From the foregoing we conclude on the basis of this record no apportionment is indicated. However, as in the Evans case, opportunity for a showing of permanent disability due to the normal progress of the pre-existing disease was not accorded at the time of the Deputy’s hearing in this case. (The Deputy’s order on the hearing before him was entered May 25, 1966 and the Commission affirmed on October 24, 1966. The Evans decision was rendered February 1, 1967 and our opinion on rehearing therein was entered March 22, 1967.) Consequently, Respondent Curcie Brothers, Inc. should be accorded opportunity — as was allowed in the Evans case— to make such showing if it can.

Claimant also contends that the allowance by the Deputy and the Commission of a credit payment made by the employer during the period of temporary total disability against the subsequent award for permanent partial disability is invalid, citing Schel v. City of Miami (Fla.), 193 So.2d 170. We do not rule upon this point but direct that the Deputy and the Commission make any correction or adjustment in disability benefits which necessarily follows determination of the question of apportionment on remand.

The order of the Full Commission is quashed with direction that the cause be remanded to the deputy for further proceedings in accord with our decision herein.

CALDWELL, C. J., DREW, THOR-NAL and ERVIN, JJ., and WHITE, Circuit Judge (Retired), concur.





Lead Opinion

PER CURIAM.

By petition for a writ of certiorari we have for review an order of the Florida Industrial Commission bearing date October 24, 1966.

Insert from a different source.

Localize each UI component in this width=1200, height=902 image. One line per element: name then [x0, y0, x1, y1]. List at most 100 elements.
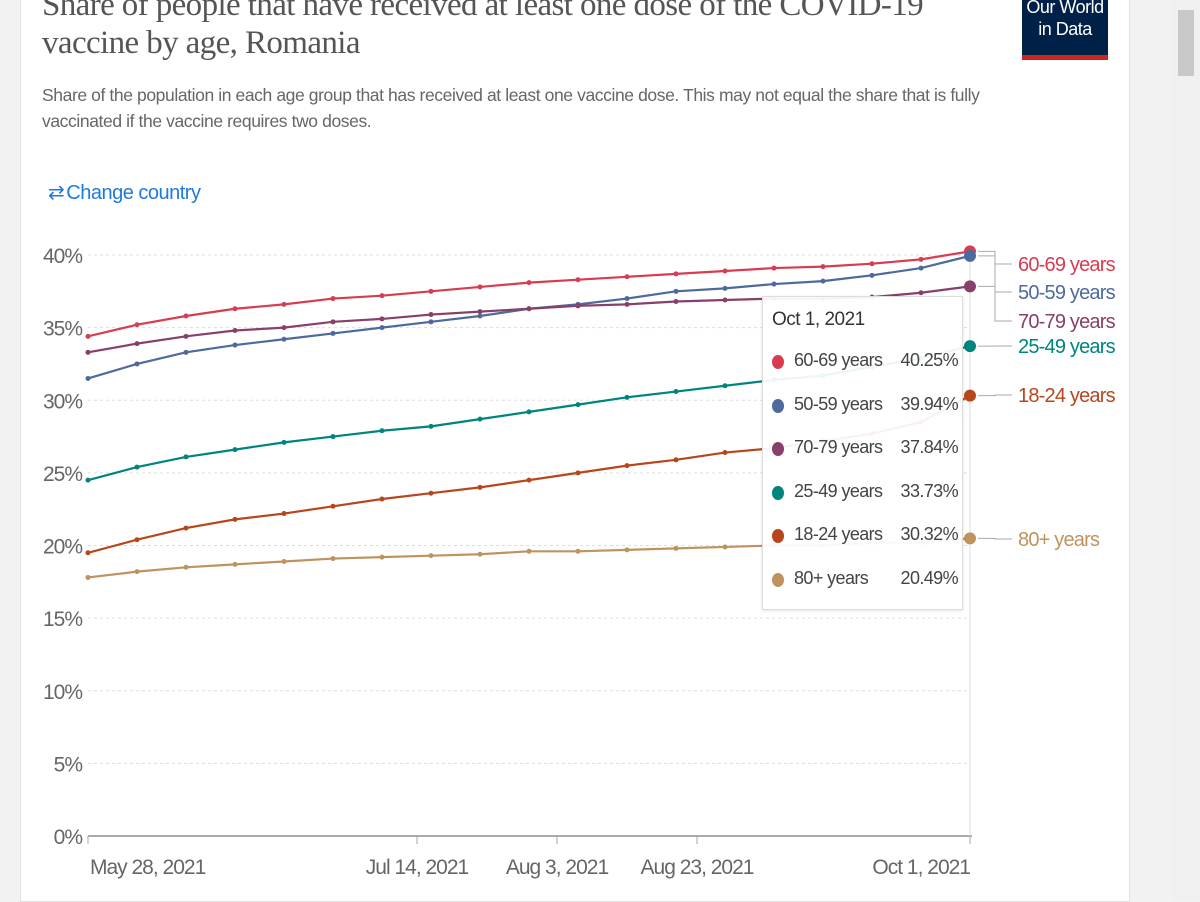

After oral argument and upon consideration of the petition, the record and briefs, we conclude that there has been no deviation from the essential requirements of law.

The petition is therefore denied. The motion for attorney’s fees filed by Petitioner Holloway is denied.

It is so ordered.

THOMAS, ROBERTS, DREW and ERVIN, JJ., concur. THORNAL, C. J., dissents on authority of Evans v. Florida Industrial Commission, Fla., 196 So.2d 748.